Peki AB’nin Türkiye’deki insan hakları ihlallerinin,
yayınlama özgürlüğüne getirilen kısıtlamalar hakkında gerçek tavrı nedir? Hemen
her olaydan sonra yapılan rutinleşmiş açıklamalar dışında AB’nin Türkiye’ye
yönelik bir yaptırımını, girişimini duydunuz mu?
AB’nin Türkiye’ye yönelik bir beklentisi olduğunu
sanmıyorum. Türkiye’yi AB’ye tam üye olarak almayacakları için düşünce ve ifade
özgürlüğüne yönelik baskılara karşı gerçek anlamda bir girişimleri olmadı.

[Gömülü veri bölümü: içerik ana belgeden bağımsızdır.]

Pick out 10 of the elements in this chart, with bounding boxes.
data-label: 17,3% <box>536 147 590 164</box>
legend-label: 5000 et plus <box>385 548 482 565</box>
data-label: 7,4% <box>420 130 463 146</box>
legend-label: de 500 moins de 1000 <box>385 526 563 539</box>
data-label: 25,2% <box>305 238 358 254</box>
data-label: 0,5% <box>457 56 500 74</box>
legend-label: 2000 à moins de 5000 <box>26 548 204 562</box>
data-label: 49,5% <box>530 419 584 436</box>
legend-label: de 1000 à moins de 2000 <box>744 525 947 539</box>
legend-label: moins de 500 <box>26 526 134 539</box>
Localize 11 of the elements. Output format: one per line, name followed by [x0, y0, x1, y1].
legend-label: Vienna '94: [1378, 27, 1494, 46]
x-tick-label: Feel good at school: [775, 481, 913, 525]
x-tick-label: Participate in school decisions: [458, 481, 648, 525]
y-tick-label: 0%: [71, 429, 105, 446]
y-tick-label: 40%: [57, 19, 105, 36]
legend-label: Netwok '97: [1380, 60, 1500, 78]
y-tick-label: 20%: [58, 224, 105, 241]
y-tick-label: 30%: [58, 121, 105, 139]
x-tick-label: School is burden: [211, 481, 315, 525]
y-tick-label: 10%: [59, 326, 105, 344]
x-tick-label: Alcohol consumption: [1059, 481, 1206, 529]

İlerleme raporlarında yıllardır tekrar edilen sorunların neden çözülmediğini
bile Türk muhataplarına sormadıkları anlaşılıyor. Böyle bir şey olsaydı AB’ye uyuma
doğru bir ilerleme kaydedilirdi. Aksine ard arda çıkartılan yasalarla, temel
haklara aykırı uygulamalarla eskiye nazaran ciddi bir gerileme söz konusu. AB
Türkiye için artık “Gerileme Raporu” hazırlasa çok daha iyi olacak.
Türkiye’nin AB üyesi olabilmesi için 10 yıldır müzakereler
yapılıyor. Bu müzakerelerde çeşitli fasıllar. bu fasıllarda da aday ülkenin
yapması gereken yasal ve idari düzenlemeler var. Bu düzenlemelerle aday ülke
fasılda ele alınan alanda AB işe uyum sağlıyor. Türkiye'nin AB'ye katılım
müzakereleri 3 Ekim 2005 tarihinde başlamış. Bugüne kadar 14 fasıl müzakerelere
açılmış. 14 fasıl ise AB Konseyi ve Güney Kıbrıs Rum Yönetimi'nce bloke
edilmiş. AB Konseyi’nde görüşülmesi süren fasıl sayısı da dokuz (bkz. ab.gov.tr/index.php?l=1&p=65).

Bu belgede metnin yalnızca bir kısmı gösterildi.